Holot Halutza (חולות חלוצה, lit. 'Halutza Sands') is a desert area in the Negev, Israel. The sands of Holot Halutza are located southeast of the Gaza Strip and east of the Egypt-Israel barrier. The sands are almost uninhabited, and are used primarily as an IDF shooting range.

== Borders ==
Holot Halutza is bordered by the Gaza Strip and the Kerem Shalom kibbutz, but also to Route 211, a regional arterial road leading from the Nitzana Border Crossing in the west. According to the Ministry of Environmental Protection of Israel, the area covers approximately 1,090 square kilometers.

== Geography ==
Holot Halutza is characterized by dust storms typical to the area. It lies mostly at an elevation of 10 to 100 meters above sea level and contains a saline groundwater reservoir with a volume roughly twice that of the Sea of Galilee. However, this resource is utilized only by settlements in the Hevel Shalom for agricultural purposes.

The sands of Holot Halutza originated from the erosion of granite mountains in East Africa. They were carried along the Nile River toward the Mediterranean Sea and subsequently transported inland from northern Sinai by wind.

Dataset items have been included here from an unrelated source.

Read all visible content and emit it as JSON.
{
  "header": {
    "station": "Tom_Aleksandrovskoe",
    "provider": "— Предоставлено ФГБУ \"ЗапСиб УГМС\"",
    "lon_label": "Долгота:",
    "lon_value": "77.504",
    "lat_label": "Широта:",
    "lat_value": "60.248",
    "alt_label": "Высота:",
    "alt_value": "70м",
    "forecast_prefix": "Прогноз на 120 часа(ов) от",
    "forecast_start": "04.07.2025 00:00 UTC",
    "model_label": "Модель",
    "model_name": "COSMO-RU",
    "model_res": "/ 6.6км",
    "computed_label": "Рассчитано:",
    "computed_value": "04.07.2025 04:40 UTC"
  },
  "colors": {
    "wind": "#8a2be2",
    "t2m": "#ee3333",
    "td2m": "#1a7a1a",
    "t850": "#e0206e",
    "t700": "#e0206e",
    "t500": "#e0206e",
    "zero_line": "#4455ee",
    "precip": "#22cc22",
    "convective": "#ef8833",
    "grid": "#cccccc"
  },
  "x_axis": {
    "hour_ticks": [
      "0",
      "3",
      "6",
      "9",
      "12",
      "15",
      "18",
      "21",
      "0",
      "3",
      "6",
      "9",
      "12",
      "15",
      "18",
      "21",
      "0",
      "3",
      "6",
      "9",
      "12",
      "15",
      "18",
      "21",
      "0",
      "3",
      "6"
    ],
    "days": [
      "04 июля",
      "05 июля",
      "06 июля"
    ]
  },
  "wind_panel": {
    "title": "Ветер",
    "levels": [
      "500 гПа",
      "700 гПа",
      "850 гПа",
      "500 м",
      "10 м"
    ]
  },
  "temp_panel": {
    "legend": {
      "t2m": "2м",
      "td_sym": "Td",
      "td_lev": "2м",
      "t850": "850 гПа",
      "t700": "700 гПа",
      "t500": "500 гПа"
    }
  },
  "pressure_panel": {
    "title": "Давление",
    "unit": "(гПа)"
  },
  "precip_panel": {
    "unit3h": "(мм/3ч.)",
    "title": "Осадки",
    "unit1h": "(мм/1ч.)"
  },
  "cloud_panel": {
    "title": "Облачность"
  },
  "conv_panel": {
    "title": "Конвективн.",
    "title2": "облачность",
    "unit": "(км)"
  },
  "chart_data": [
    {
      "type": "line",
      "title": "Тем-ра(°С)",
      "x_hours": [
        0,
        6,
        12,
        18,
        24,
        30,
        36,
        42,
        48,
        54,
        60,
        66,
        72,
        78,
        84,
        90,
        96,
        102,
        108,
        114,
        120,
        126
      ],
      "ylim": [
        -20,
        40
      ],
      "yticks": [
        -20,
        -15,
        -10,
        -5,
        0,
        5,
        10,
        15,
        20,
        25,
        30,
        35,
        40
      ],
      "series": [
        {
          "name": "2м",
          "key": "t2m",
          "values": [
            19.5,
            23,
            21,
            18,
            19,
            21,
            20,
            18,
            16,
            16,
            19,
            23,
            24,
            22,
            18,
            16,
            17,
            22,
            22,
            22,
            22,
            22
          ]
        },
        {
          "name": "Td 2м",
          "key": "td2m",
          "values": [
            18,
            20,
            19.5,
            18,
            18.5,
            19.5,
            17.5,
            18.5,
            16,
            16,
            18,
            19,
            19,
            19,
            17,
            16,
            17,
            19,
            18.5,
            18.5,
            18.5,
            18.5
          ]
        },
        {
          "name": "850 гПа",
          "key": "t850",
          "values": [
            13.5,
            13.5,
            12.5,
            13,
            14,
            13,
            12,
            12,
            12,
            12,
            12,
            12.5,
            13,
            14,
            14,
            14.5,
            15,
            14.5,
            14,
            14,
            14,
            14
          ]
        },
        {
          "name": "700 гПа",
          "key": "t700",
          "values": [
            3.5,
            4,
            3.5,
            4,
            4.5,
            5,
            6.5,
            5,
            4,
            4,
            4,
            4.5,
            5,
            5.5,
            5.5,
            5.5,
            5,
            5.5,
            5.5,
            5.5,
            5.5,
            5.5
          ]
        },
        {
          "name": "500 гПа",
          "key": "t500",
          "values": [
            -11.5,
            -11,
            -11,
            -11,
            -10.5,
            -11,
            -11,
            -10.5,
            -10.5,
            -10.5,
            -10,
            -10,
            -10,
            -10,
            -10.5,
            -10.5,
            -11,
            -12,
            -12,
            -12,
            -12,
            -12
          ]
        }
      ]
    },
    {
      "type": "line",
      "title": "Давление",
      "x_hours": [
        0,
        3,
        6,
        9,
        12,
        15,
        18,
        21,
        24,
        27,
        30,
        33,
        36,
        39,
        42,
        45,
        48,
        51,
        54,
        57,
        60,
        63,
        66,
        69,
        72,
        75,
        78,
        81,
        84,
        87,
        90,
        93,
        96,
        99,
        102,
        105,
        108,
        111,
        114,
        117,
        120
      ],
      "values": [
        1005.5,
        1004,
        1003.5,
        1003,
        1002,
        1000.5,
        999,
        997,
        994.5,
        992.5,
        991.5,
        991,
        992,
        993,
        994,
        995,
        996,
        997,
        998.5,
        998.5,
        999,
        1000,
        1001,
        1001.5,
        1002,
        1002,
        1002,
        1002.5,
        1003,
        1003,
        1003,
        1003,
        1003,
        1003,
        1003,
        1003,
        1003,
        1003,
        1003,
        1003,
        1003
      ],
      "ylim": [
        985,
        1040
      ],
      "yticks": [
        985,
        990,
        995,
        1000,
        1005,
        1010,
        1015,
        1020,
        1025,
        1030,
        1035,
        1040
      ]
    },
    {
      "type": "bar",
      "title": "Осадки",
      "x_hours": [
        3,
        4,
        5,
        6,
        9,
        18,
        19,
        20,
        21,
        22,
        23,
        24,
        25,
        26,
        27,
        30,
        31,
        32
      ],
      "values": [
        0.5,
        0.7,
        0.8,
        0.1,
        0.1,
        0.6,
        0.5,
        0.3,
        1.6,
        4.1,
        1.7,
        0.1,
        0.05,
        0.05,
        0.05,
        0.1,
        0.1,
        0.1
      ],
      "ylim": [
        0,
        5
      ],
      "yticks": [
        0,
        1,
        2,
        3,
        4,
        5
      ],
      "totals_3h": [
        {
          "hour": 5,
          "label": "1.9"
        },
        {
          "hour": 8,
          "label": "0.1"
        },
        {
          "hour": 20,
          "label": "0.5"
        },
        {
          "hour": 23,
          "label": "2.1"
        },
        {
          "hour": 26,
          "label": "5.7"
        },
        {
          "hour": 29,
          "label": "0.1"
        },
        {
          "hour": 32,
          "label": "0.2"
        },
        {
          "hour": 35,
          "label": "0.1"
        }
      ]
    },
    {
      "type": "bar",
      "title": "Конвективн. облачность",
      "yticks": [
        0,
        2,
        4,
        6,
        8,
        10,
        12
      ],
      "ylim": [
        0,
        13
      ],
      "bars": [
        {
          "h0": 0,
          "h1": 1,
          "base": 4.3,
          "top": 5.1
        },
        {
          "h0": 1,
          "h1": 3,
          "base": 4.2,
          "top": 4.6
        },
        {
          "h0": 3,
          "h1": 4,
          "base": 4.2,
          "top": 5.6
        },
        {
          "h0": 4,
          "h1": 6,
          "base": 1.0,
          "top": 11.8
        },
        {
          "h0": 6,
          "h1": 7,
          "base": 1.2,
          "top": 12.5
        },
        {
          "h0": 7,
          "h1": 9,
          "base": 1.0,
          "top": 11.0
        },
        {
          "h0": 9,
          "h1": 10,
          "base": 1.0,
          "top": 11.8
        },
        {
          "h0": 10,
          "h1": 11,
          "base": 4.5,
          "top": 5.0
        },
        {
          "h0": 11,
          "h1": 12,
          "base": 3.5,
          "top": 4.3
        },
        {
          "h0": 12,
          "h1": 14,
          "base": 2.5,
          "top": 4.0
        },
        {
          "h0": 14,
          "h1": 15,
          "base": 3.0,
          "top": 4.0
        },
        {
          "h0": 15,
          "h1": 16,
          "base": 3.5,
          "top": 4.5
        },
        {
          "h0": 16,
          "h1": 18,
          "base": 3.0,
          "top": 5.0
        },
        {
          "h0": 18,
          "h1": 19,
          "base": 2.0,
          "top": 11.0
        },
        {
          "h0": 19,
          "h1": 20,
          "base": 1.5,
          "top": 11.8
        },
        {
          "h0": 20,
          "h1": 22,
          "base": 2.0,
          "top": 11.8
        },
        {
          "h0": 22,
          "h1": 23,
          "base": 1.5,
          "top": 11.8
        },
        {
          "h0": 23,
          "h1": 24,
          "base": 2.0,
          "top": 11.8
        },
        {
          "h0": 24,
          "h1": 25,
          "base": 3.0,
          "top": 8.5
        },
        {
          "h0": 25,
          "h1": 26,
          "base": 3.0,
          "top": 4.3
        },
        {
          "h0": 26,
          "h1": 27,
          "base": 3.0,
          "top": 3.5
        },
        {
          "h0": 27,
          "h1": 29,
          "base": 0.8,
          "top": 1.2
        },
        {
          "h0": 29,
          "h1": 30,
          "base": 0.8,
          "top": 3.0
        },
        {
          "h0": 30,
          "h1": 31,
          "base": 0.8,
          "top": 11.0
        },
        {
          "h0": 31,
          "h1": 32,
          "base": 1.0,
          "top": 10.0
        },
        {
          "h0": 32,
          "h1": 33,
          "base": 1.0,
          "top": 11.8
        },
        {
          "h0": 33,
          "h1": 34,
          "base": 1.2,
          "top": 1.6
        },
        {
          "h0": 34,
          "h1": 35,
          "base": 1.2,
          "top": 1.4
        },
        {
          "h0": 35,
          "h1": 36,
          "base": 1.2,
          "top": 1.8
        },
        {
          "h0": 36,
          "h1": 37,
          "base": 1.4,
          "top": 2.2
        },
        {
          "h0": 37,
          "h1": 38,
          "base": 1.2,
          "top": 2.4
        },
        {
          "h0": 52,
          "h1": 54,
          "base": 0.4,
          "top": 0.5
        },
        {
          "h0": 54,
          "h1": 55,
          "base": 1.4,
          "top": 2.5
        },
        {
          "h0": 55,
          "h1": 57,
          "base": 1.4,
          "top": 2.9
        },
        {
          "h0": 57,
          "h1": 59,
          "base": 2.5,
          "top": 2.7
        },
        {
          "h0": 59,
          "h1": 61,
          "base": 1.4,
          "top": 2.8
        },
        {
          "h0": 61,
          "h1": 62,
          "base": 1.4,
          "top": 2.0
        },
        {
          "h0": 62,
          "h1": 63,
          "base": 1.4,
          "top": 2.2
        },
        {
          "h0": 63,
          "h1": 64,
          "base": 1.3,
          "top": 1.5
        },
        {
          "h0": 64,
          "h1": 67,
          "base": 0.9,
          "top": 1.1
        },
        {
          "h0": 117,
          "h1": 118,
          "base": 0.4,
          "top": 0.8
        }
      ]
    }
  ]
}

Land uses in the Holot Halutza include:

- Halutza National Park – A World Heritage Site containing the remains of a Nabatean city
- Agur Sands – A nature reserve in the area
- Nahal Sakhar Sands – A nature reserve in the eastern part of the area
- Shunra Sands – A nature reserve in the southern part of the area
- Hevel Shalom – A cluster of settlements and agricultural areas on the northern fringes of the area
- Fatah Nitzana – A cluster of settlements and agricultural areas on the southern fringes of the area
- Shetah Esh (lit. 'Fire Zones') – Most of the Halutza Sands are designated as fire zones used by the National Land Training Center.

== Settlement ==
In May 2001, the Israeli government approved a plan by Avigdor Lieberman and Prime Minister Ariel Sharon to establish five settlements in Holot Halutza, aiming to prevent the area from being included in any future land swaps with the Palestinians. In 2003, Be’er Milka was established, and by 2005, plans for Shlomit and the Halutzit settlements (later Bnei Netzarim and Neve) were approved.